Thursday, February 26, 2009

Speech reaction II

There were a few items that I missed in my review of Obama's speech that deserve attention. I really don't know how I missed this part, which I have broken up:
In other words, we have lived through an era where too often short-term gains were prized over long-term prosperity, where we failed to look beyond the next payment, the next quarter, or the next election.
I absolutely agree with Obama here. For too long we have opted for the quick and easy over the long and hard. We have ignored the long-term problems of Social Security and Medicare that threaten to bankrupt the country. We have spent ourselves into oblivion. When confronted with problems we have too often opted for more government intrustion and throwing money around than really thinking matters through. A failing education system has simply attracted more money and rules rather than careful reexamination. In response to surging health care costs we simply throw more money at the problem, with federal health care dollars now constituting at least one-third of all such spending. Earmarks have surged and bridges are funded in Alaska while they crumble elsewhere. The litany is almost endless.

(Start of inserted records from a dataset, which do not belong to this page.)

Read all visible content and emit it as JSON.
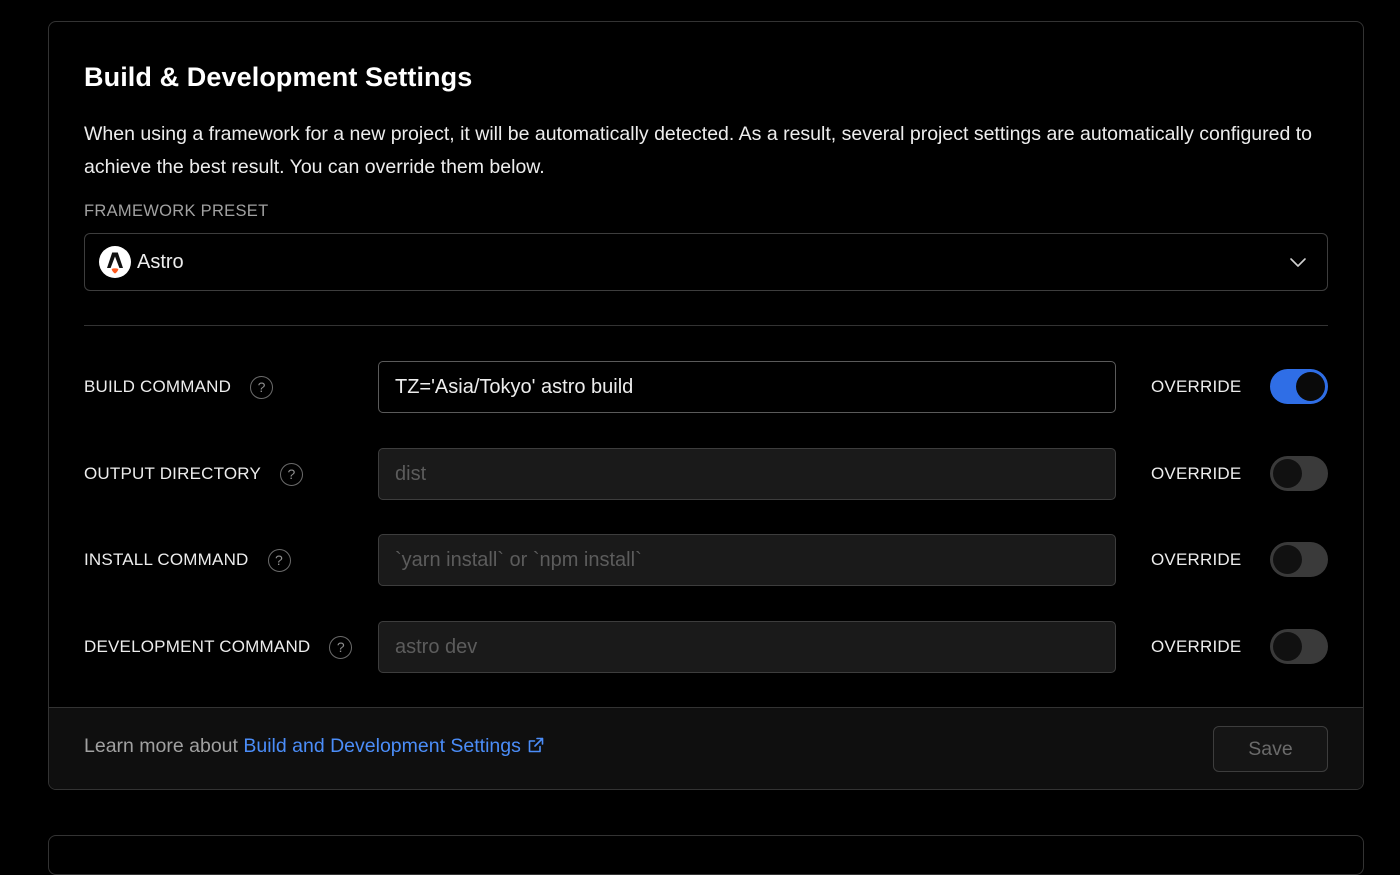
{
  "section": {
    "title": "Build & Development Settings",
    "description": "When using a framework for a new project, it will be automatically detected. As a result, several project settings are automatically configured to achieve the best result. You can override them below."
  },
  "framework_preset": {
    "label": "FRAMEWORK PRESET",
    "selected": "Astro",
    "icon": "astro-logo-icon"
  },
  "settings": [
    {
      "label": "BUILD COMMAND",
      "value": "TZ='Asia/Tokyo' astro build",
      "placeholder": "",
      "override_label": "OVERRIDE",
      "override": true
    },
    {
      "label": "OUTPUT DIRECTORY",
      "value": "",
      "placeholder": "dist",
      "override_label": "OVERRIDE",
      "override": false
    },
    {
      "label": "INSTALL COMMAND",
      "value": "",
      "placeholder": "`yarn install` or `npm install`",
      "override_label": "OVERRIDE",
      "override": false
    },
    {
      "label": "DEVELOPMENT COMMAND",
      "value": "",
      "placeholder": "astro dev",
      "override_label": "OVERRIDE",
      "override": false
    }
  ],
  "footer": {
    "prefix": "Learn more about ",
    "link_text": "Build and Development Settings",
    "save_label": "Save"
  },
  "colors": {
    "accent": "#2f6ee6",
    "link": "#4b8df8",
    "background": "#000000",
    "border": "#333333"
  }
}
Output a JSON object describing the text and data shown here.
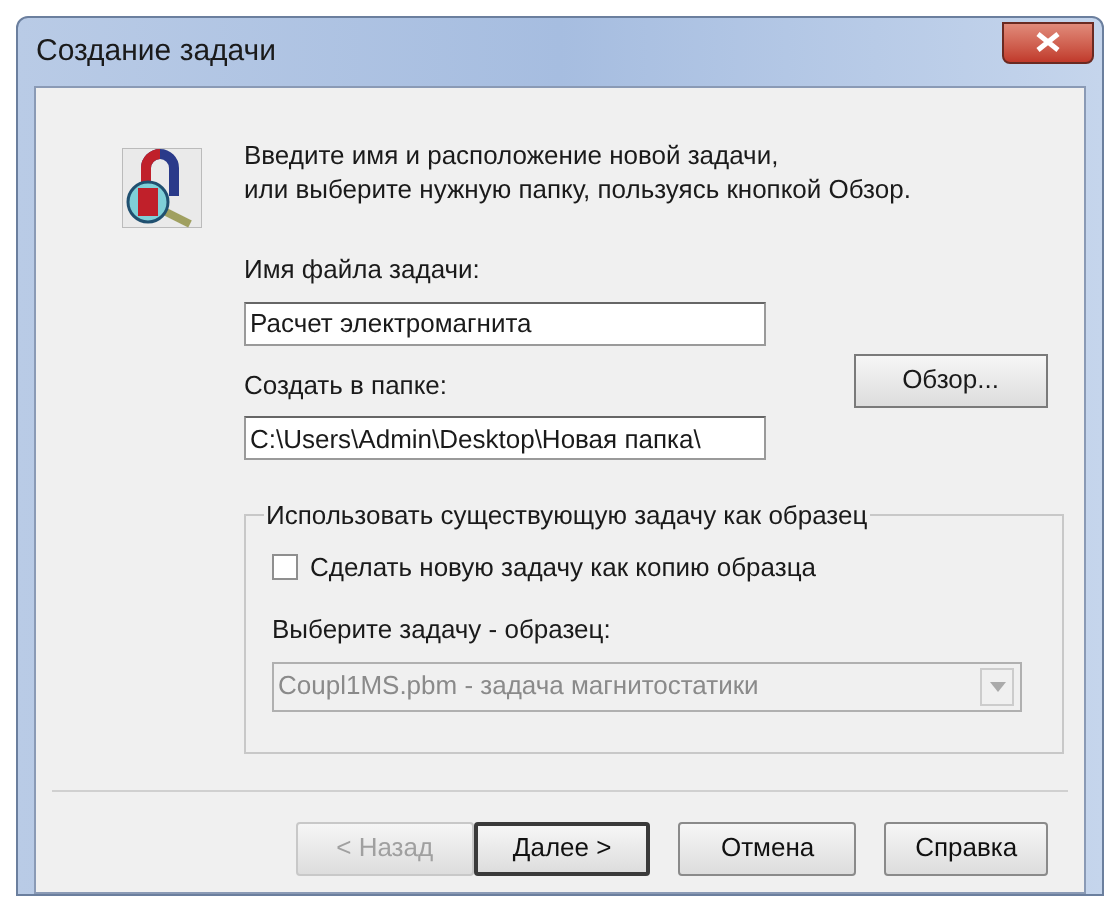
{
  "window": {
    "title": "Создание задачи"
  },
  "intro": "Введите имя и расположение новой задачи,\nили выберите нужную папку, пользуясь кнопкой Обзор.",
  "file_name": {
    "label": "Имя файла задачи:",
    "value": "Расчет электромагнита"
  },
  "folder": {
    "label": "Создать в папке:",
    "value": "C:\\Users\\Admin\\Desktop\\Новая папка\\"
  },
  "browse_button": "Обзор...",
  "template_group": {
    "title": "Использовать существующую задачу как образец",
    "checkbox": {
      "label": "Сделать новую задачу как копию образца",
      "checked": false
    },
    "select_label": "Выберите задачу - образец:",
    "select": {
      "value": "Coupl1MS.pbm -  задача магнитостатики",
      "disabled": true
    }
  },
  "buttons": [
    {
      "label": "< Назад",
      "disabled": true,
      "default": false
    },
    {
      "label": "Далее >",
      "disabled": false,
      "default": true
    },
    {
      "label": "Отмена",
      "disabled": false,
      "default": false
    },
    {
      "label": "Справка",
      "disabled": false,
      "default": false
    }
  ]
}
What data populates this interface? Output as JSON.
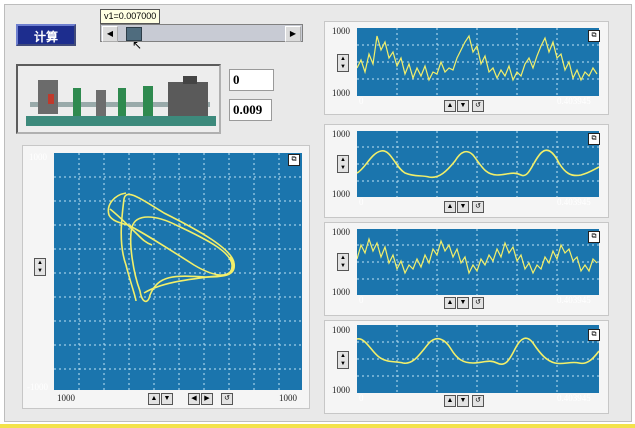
{
  "toolbar": {
    "calc_label": "计算",
    "tooltip": "v1=0.007000",
    "slider_fraction": 0.07
  },
  "readouts": {
    "top_value": "0",
    "bottom_value": "0.009"
  },
  "main_plot": {
    "ymax": "1000",
    "ymin": "-1000",
    "xmin": "1000",
    "xmax": "1000"
  },
  "small_plots": [
    {
      "ymax": "1000",
      "ymin": "1000",
      "xmin": "0",
      "xmax": "0.403945"
    },
    {
      "ymax": "1000",
      "ymin": "1000",
      "xmin": "0",
      "xmax": "0.403945"
    },
    {
      "ymax": "1000",
      "ymin": "1000",
      "xmin": "0",
      "xmax": "0.403945"
    },
    {
      "ymax": "1000",
      "ymin": "1000",
      "xmin": "0",
      "xmax": "0.403945"
    }
  ],
  "icons": {
    "scroll_left": "triangle-left",
    "scroll_right": "triangle-right",
    "zoom": "zoom-icon",
    "up_down": "up-down-arrows",
    "reset": "reset-icon"
  },
  "colors": {
    "plot_bg": "#1b75ad",
    "trace": "#f2ef6a",
    "button": "#1d2d8e"
  }
}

Of course, in response to this, Obama simply offers up more spending and goverment control, the failed policies of the past. Hundreds of billions in "stimulus" and tens of billions more in bailouts for homeowners. When will we break-free of the short-term mentality?
A surplus became an excuse to transfer wealth to the wealthy instead of an opportunity to invest in our future.
This is a clear allusion to the 2001 and 2003 tax cuts. However, it defies common sense to think of a tax cut as a wealth transfer. After all, wealth originates with the people, not with the government. This only makes sense if you believe that all money belongs to the government first and that they decide how much you can keep. I thought we lived in a republic where the citizens decide how much the government can keep.
Regulations...were gutted for the sake of a quick profit at the expense of a healthy market.
I literally have no idea what Obama is referring to here, and I suspect that he doesn't either. Which regulations were gutted? Which were scrapped? Regulation under Bush is actually noteworthy for its expansion, particularly with the advent of Sarbanes-Oxley that led to talk of more companies fleeing the New York exchanges for London because of the onerous costs of the regulatory burden.

Bush also called for a sizable increase in the amount of funding for the Securities and Exchange Commission.

Further, as Karl Rove notes:
Mr. Bush spent five years pushing to further regulate Fannie Mae and Freddie Mac. He was blocked by Democratic Sen. Chris Dodd and Rep. Barney Frank. Arriving in the Senate in 2005, Mr. Obama backed up Mr. Dodd's threat to filibuster Mr. Bush's needed reforms.
I don't know which is worse, that either Obama believes in such fairy tales or he is just flat out lying.